Solar selective paints, with the addition of Co3O4 as a pigment, are used to improve energetic efficiency in solar collectors. Although Co3O4 has been obtained by different methods, references about combustion synthesis are scarce. Co3O4 powders have been synthesized by stoichiometric and non-stoichiometric routes using aspartic acid (Asp) or tri-hydroxi-methyl-aminomethane (Tris) as fuels. The samples were calcined in air at 500 °C. They were characterized by X-ray diffraction, scanning electron microscopy, transmission electron microscopy, thermogravimetric analysis, differential scanning calorimetry, Fourier transform infrared spectrum and the specific surface area of the samples was determined by means of the Brunauer–Emmett–Teller technique. The optical properties of pigments were assessed by means of a spectrophotometer.
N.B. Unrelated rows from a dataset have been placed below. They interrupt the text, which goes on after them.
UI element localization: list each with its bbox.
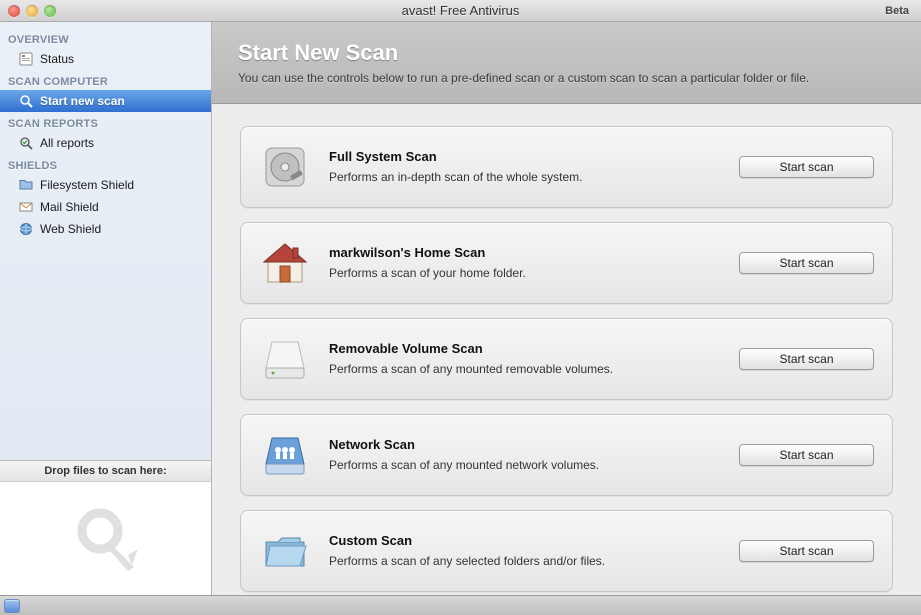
web-shield-icon (18, 221, 34, 237)
scan-desc: Performs a scan of any selected folders … (329, 554, 721, 568)
close-window-button[interactable] (8, 5, 20, 17)
magnifier-icon (18, 93, 34, 109)
sidebar-header-scan-computer: SCAN COMPUTER (0, 70, 211, 90)
folder-open-icon (259, 525, 311, 577)
drop-zone-label: Drop files to scan here: (0, 461, 211, 482)
scan-card-full-system: Full System Scan Performs an in-depth sc… (240, 126, 893, 208)
start-scan-button[interactable]: Start scan (739, 156, 874, 178)
sidebar: OVERVIEW Status SCAN COMPUTER Start new … (0, 22, 212, 595)
network-drive-icon (259, 429, 311, 481)
main-panel: Start New Scan You can use the controls … (212, 22, 921, 595)
sidebar-item-label: Mail Shield (40, 200, 99, 214)
removable-drive-icon (259, 333, 311, 385)
sidebar-item-mail-shield[interactable]: Mail Shield (0, 196, 211, 218)
harddrive-icon (259, 141, 311, 193)
sidebar-header-overview: OVERVIEW (0, 28, 211, 48)
scan-title: Full System Scan (329, 149, 721, 164)
scan-desc: Performs a scan of any mounted removable… (329, 362, 721, 376)
scan-card-home: markwilson's Home Scan Performs a scan o… (240, 222, 893, 304)
titlebar: avast! Free Antivirus Beta (0, 0, 921, 22)
sidebar-item-all-reports[interactable]: All reports (0, 132, 211, 154)
beta-badge: Beta (885, 5, 913, 17)
sidebar-item-web-shield[interactable]: Web Shield (0, 218, 211, 240)
house-icon (259, 237, 311, 289)
start-scan-button[interactable]: Start scan (739, 252, 874, 274)
page-title: Start New Scan (238, 40, 895, 66)
scan-title: markwilson's Home Scan (329, 245, 721, 260)
scan-desc: Performs a scan of your home folder. (329, 266, 721, 280)
statusbar-toggle-button[interactable] (4, 599, 20, 613)
scan-desc: Performs an in-depth scan of the whole s… (329, 170, 721, 184)
scan-title: Custom Scan (329, 533, 721, 548)
window-controls (8, 5, 56, 17)
scan-list: Full System Scan Performs an in-depth sc… (212, 104, 921, 614)
drop-zone-icon (0, 482, 211, 595)
sidebar-item-label: Start new scan (40, 94, 125, 108)
window-title: avast! Free Antivirus (0, 3, 921, 18)
scan-card-custom: Custom Scan Performs a scan of any selec… (240, 510, 893, 592)
start-scan-button[interactable]: Start scan (739, 444, 874, 466)
sidebar-item-label: All reports (40, 136, 94, 150)
scan-desc: Performs a scan of any mounted network v… (329, 458, 721, 472)
sidebar-header-shields: SHIELDS (0, 154, 211, 174)
sidebar-item-label: Filesystem Shield (40, 178, 134, 192)
start-scan-button[interactable]: Start scan (739, 540, 874, 562)
scan-card-network: Network Scan Performs a scan of any moun… (240, 414, 893, 496)
main-header: Start New Scan You can use the controls … (212, 22, 921, 104)
start-scan-button[interactable]: Start scan (739, 348, 874, 370)
sidebar-item-filesystem-shield[interactable]: Filesystem Shield (0, 174, 211, 196)
scan-title: Removable Volume Scan (329, 341, 721, 356)
sidebar-item-label: Web Shield (40, 222, 101, 236)
status-icon (18, 51, 34, 67)
sidebar-item-start-new-scan[interactable]: Start new scan (0, 90, 211, 112)
zoom-window-button[interactable] (44, 5, 56, 17)
magnifier-check-icon (18, 135, 34, 151)
page-subtitle: You can use the controls below to run a … (238, 70, 895, 87)
drop-zone[interactable]: Drop files to scan here: (0, 460, 211, 595)
scan-title: Network Scan (329, 437, 721, 452)
folder-shield-icon (18, 177, 34, 193)
sidebar-item-status[interactable]: Status (0, 48, 211, 70)
minimize-window-button[interactable] (26, 5, 38, 17)
mail-shield-icon (18, 199, 34, 215)
sidebar-item-label: Status (40, 52, 74, 66)
sidebar-header-scan-reports: SCAN REPORTS (0, 112, 211, 132)
scan-card-removable: Removable Volume Scan Performs a scan of… (240, 318, 893, 400)
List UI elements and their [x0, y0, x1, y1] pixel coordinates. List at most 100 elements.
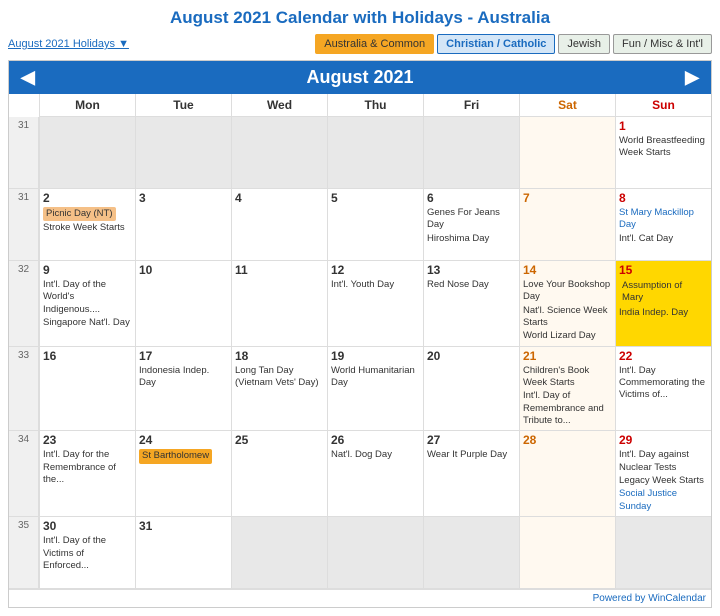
day-cell [423, 117, 519, 189]
day-cell: 30Int'l. Day of the Victims of Enforced.… [39, 517, 135, 589]
day-cell: 1World Breastfeeding Week Starts [615, 117, 711, 189]
page-title: August 2021 Calendar with Holidays - Aus… [8, 8, 712, 28]
day-number: 29 [619, 433, 708, 447]
holidays-link[interactable]: August 2021 Holidays ▼ [8, 38, 129, 50]
event: Int'l. Cat Day [619, 233, 708, 245]
day-number: 20 [427, 349, 516, 363]
day-cell: 26 Nat'l. Dog Day [327, 431, 423, 517]
event: Int'l. Day of Remembrance and Tribute to… [523, 390, 612, 427]
event: St Bartholomew [139, 449, 212, 463]
day-cell [519, 517, 615, 589]
day-number: 28 [523, 433, 612, 447]
calendar-header: ◀ August 2021 ▶ [9, 61, 711, 94]
day-number: 2 [43, 191, 132, 205]
week-number: 31 [9, 189, 39, 261]
event: World Breastfeeding Week Starts [619, 135, 708, 160]
event: Int'l. Day against Nuclear Tests [619, 449, 708, 474]
event: World Lizard Day [523, 330, 612, 342]
event: Nat'l. Dog Day [331, 449, 420, 461]
event: Int'l. Day of the World's Indigenous.... [43, 279, 132, 316]
day-cell: 11 [231, 261, 327, 347]
day-cell [231, 117, 327, 189]
tab-jewish[interactable]: Jewish [558, 34, 610, 54]
day-cell: 10 [135, 261, 231, 347]
day-number: 3 [139, 191, 228, 205]
day-cell: 5 [327, 189, 423, 261]
day-number: 26 [331, 433, 420, 447]
week-number: 35 [9, 517, 39, 589]
day-number: 18 [235, 349, 324, 363]
day-number: 7 [523, 191, 612, 205]
day-cell: 20 [423, 347, 519, 432]
calendar-body: 311World Breastfeeding Week Starts312Pic… [9, 117, 711, 589]
day-number: 8 [619, 191, 708, 205]
event: Long Tan Day (Vietnam Vets' Day) [235, 365, 324, 390]
day-cell: 23Int'l. Day for the Remembrance of the.… [39, 431, 135, 517]
event: Genes For Jeans Day [427, 207, 516, 232]
footer: Powered by WinCalendar [9, 589, 711, 607]
week-number: 32 [9, 261, 39, 347]
event: Indonesia Indep. Day [139, 365, 228, 390]
day-cell: 4 [231, 189, 327, 261]
day-cell: 18 Long Tan Day (Vietnam Vets' Day) [231, 347, 327, 432]
event: Picnic Day (NT) [43, 207, 116, 221]
tab-christian[interactable]: Christian / Catholic [437, 34, 555, 54]
event: Assumption of Mary [619, 279, 708, 306]
day-number: 22 [619, 349, 708, 363]
day-cell: 31 [135, 517, 231, 589]
tabs: Australia & Common Christian / Catholic … [315, 34, 712, 54]
event: Hiroshima Day [427, 233, 516, 245]
event: Legacy Week Starts [619, 475, 708, 487]
day-cell [519, 117, 615, 189]
day-number: 4 [235, 191, 324, 205]
tab-australia[interactable]: Australia & Common [315, 34, 434, 54]
day-number: 23 [43, 433, 132, 447]
day-number: 31 [139, 519, 228, 533]
tab-fun[interactable]: Fun / Misc & Int'l [613, 34, 712, 54]
day-cell: 13Red Nose Day [423, 261, 519, 347]
event: Singapore Nat'l. Day [43, 317, 132, 329]
event: Nat'l. Science Week Starts [523, 305, 612, 330]
header-fri: Fri [423, 94, 519, 117]
day-cell [423, 517, 519, 589]
day-cell [39, 117, 135, 189]
day-cell: 21Children's Book Week StartsInt'l. Day … [519, 347, 615, 432]
day-number: 12 [331, 263, 420, 277]
day-number: 11 [235, 263, 324, 277]
event: India Indep. Day [619, 307, 708, 319]
day-number: 25 [235, 433, 324, 447]
day-cell: 15 Assumption of MaryIndia Indep. Day [615, 261, 711, 347]
next-arrow[interactable]: ▶ [685, 67, 699, 88]
top-bar: August 2021 Holidays ▼ Australia & Commo… [8, 34, 712, 54]
day-headers: Mon Tue Wed Thu Fri Sat Sun [9, 94, 711, 117]
day-cell: 7 [519, 189, 615, 261]
day-cell: 6 Genes For Jeans DayHiroshima Day [423, 189, 519, 261]
header-mon: Mon [39, 94, 135, 117]
day-cell: 14Love Your Bookshop DayNat'l. Science W… [519, 261, 615, 347]
day-cell: 16 [39, 347, 135, 432]
week-number: 34 [9, 431, 39, 517]
header-thu: Thu [327, 94, 423, 117]
day-number: 6 [427, 191, 516, 205]
day-number: 9 [43, 263, 132, 277]
event: Stroke Week Starts [43, 222, 132, 234]
day-cell: 22 Int'l. Day Commemorating the Victims o… [615, 347, 711, 432]
week-number: 31 [9, 117, 39, 189]
day-cell: 28 [519, 431, 615, 517]
event: Children's Book Week Starts [523, 365, 612, 390]
day-cell: 24St Bartholomew [135, 431, 231, 517]
header-sun: Sun [615, 94, 711, 117]
day-cell: 25 [231, 431, 327, 517]
event: Int'l. Day Commemorating the Victims of.… [619, 365, 708, 402]
day-cell: 2 Picnic Day (NT)Stroke Week Starts [39, 189, 135, 261]
wincalendar-link[interactable]: WinCalendar [648, 593, 706, 604]
day-cell [135, 117, 231, 189]
day-cell: 17Indonesia Indep. Day [135, 347, 231, 432]
day-cell [615, 517, 711, 589]
prev-arrow[interactable]: ◀ [21, 67, 35, 88]
event: Wear It Purple Day [427, 449, 516, 461]
event: Love Your Bookshop Day [523, 279, 612, 304]
footer-text: Powered by [593, 593, 649, 604]
day-cell: 3 [135, 189, 231, 261]
day-number: 15 [619, 263, 708, 277]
In all cases, powders exhibited the crystalline structure of Co3O4. A minimum crystallite average size of 29 nm was observed for powders obtained by the “stoichiometric/Asp” combustion route, while a maximum value of 41 nm was stated for powders obtained by the “nonstoichiometric/Asp” combustion process. The average particle size ranged between 50 and 100 nm. The powders obtained by the “stoichiometric/Asp” method were selected to study their optical properties; their solar absorption value was 86%. Solar selective surfaces composed by Co3O4 pigments and an alkyd resin were obtained and applied over copper or aluminum substrates. In both cases, solar absorptance was of 93% and comparable with similar solar selective surfaces, but the thermal emittance value was higher than 90%, as a consequence of the large width of the films.